Roosevelt Estate, Hyde Park, New York State

Monday, July 03, 2017
Hyde Park, New York, United States
Earlier in the trip we visited Campobello Island the summer holiday home of President Franklin Delano Roosevelt. FDR was born, in 1882, into a wealthy NY family in the family home, Springwood which is in Hyde Park, about 145 kms north of New York city. The family bought the home in 1866 and there was a major remodelling in 1915. FDR married Eleanor in 1905 and the house remained the centre of family life until FDR’s death in 1945.
Although this was the centre of the Roosevelt family life, Eleanor built a cottage at Val Kill, about 4 kms from the main house and FDR built a cottage, Top Cottage, about 3 kms from Val Kill. FDR was the first President to build a Presidential Library and also the only one to use it while he was still President. The library is next to Springwood. FDR donated the estate to the US people in 1943 which is the reason it has been preserved and we are able to visit it.
In the house, you get an insight into FDR’s life firstly as a young man, then as a sufferer of polio and finally as the longest serving US President. Interestingly, Eleanor never felt totally at home in Springwood because FDR’s mother, Sara, controlled everything. When she built the newlyweds a house in NYC, she built her place next door and had connecting doors put in!!! It is in the library that you see the details of FDR’s Presidency, from taking the US out of the great recession to leading it during the Second World War. The displays in the library document FDR’s Presidency until his death in 1945 as well holding hundreds of thousands of his letters and other memorabilia, including his hand-controlled car and White House desk. FDR is considered one of the three greatest Presidents along with Washington and Lincoln.
Val Kill was owned by friends of the Roosevelts and so they spent a lot of time in there. Eleanor bought it in 1945, shortly after FDR’s death, and it remained her home until her death in 1962. After FDR’s death Eleanor thought her public life was over but President Truman made her a US delegate to the UN where she became the Chair of the United Nations Commission on Human Rights. She was instrumental in get the Declaration of Human Right sanctioned by the UN. In the later years of her life, Eleanor was considered the most powerful woman in the US and it was at Val Kill that John Kennedy convinced her to support him for President. She was also a passionate civil rights advocate and travelled the country in support. In fact, in 1958, despite the Ku Klux Klan putting a $25,000 bounty on her, she ignored FDI advise and still travelled into the region to give a speech. Also on the property is FDR’s cottage, Top Cottage which was built in 1938. Roosevelt used it for visits and discussion with important dignitaries and had planned to move in after his Presidency was completed.

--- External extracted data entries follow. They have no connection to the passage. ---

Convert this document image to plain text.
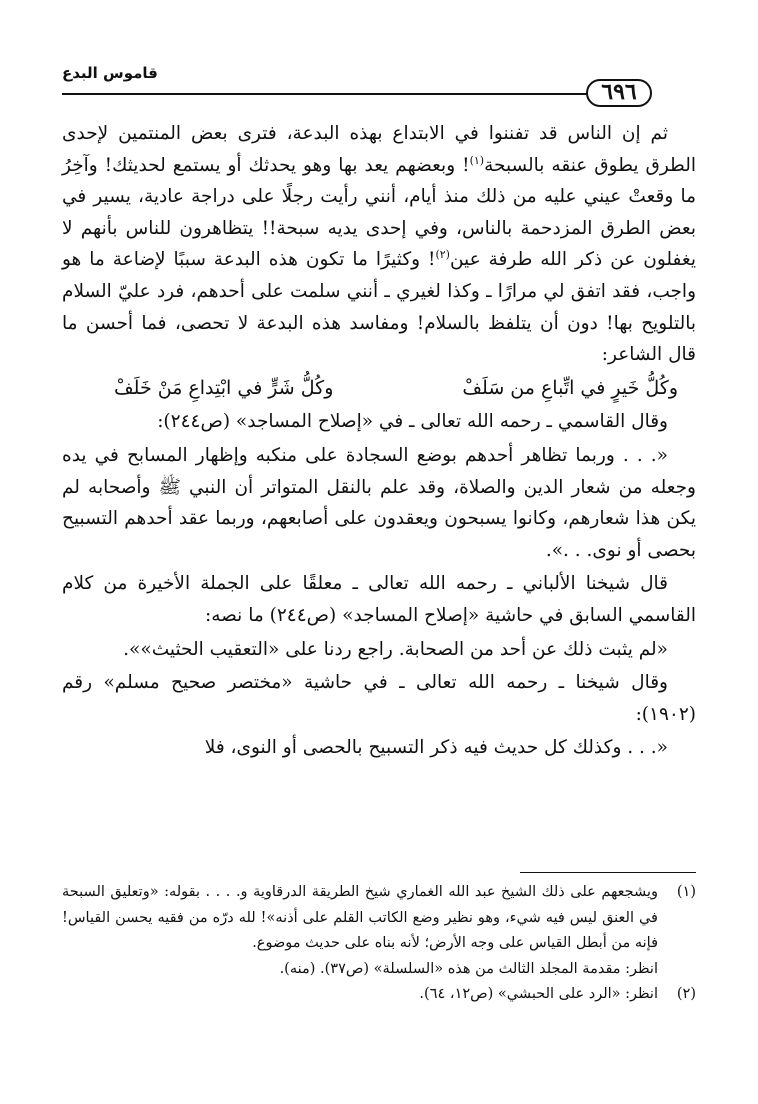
قاموس البدع
٦٩٦

ثم إن الناس قد تفننوا في الابتداع بهذه البدعة، فترى بعض المنتمين لإحدى الطرق يطوق عنقه بالسبحة$^{(١)}$! وبعضهم يعد بها وهو يحدثك أو يستمع لحديثك! وآخِرُ ما وقعتْ عيني عليه من ذلك منذ أيام، أنني رأيت رجلًا على دراجة عادية، يسير في بعض الطرق المزدحمة بالناس، وفي إحدى يديه سبحة!! يتظاهرون للناس بأنهم لا يغفلون عن ذكر الله طرفة عين$^{(٢)}$! وكثيرًا ما تكون هذه البدعة سببًا لإضاعة ما هو واجب، فقد اتفق لي مرارًا ـ وكذا لغيري ـ أنني سلمت على أحدهم، فرد عليّ السلام بالتلويح بها! دون أن يتلفظ بالسلام! ومفاسد هذه البدعة لا تحصى، فما أحسن ما قال الشاعر:

وكُلُّ خَيرٍ في اتِّباعِ من سَلَفْ
وكُلُّ شَرٍّ في ابْتِداعِ مَنْ خَلَفْ

وقال القاسمي ـ رحمه الله تعالى ـ في «إصلاح المساجد» (ص٢٤٤):

«. . . وربما تظاهر أحدهم بوضع السجادة على منكبه وإظهار المسابح في يده وجعله من شعار الدين والصلاة، وقد علم بالنقل المتواتر أن النبي ﷺ وأصحابه لم يكن هذا شعارهم، وكانوا يسبحون ويعقدون على أصابعهم، وربما عقد أحدهم التسبيح بحصى أو نوى. . .».

قال شيخنا الألباني ـ رحمه الله تعالى ـ معلقًا على الجملة الأخيرة من كلام القاسمي السابق في حاشية «إصلاح المساجد» (ص٢٤٤) ما نصه:

«لم يثبت ذلك عن أحد من الصحابة. راجع ردنا على «التعقيب الحثيث»».

وقال شيخنا ـ رحمه الله تعالى ـ في حاشية «مختصر صحيح مسلم» رقم (١٩٠٢):

«. . . وكذلك كل حديث فيه ذكر التسبيح بالحصى أو النوى، فلا

(١)

ويشجعهم على ذلك الشيخ عبد الله الغماري شيخ الطريقة الدرقاوية و. . . . بقوله: «وتعليق السبحة في العنق ليس فيه شيء، وهو نظير وضع الكاتب القلم على أذنه»! لله درّه من فقيه يحسن القياس! فإنه من أبطل القياس على وجه الأرض؛ لأنه بناه على حديث موضوع.

انظر: مقدمة المجلد الثالث من هذه «السلسلة» (ص٣٧). (منه).

(٢)

انظر: «الرد على الحبشي» (ص١٢، ٦٤).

FDR and Eleanor’s sons lived in Val Kill and Top Cottage for some years after which time both became Historic Sites and made open to the public.
Adjacent to the Roosevelt Estate, is a mansion built by Frederick Vanderbilt and, at 50,000 sq feet and 40 rooms, it was the smallest of the 40 mansions owned by various Vanderbilt family members. Unfortunately, while we were there, it was undergoing a $6 million renovation so a lot of the house was covered. Even so, it was another example of the “Gilded Age”.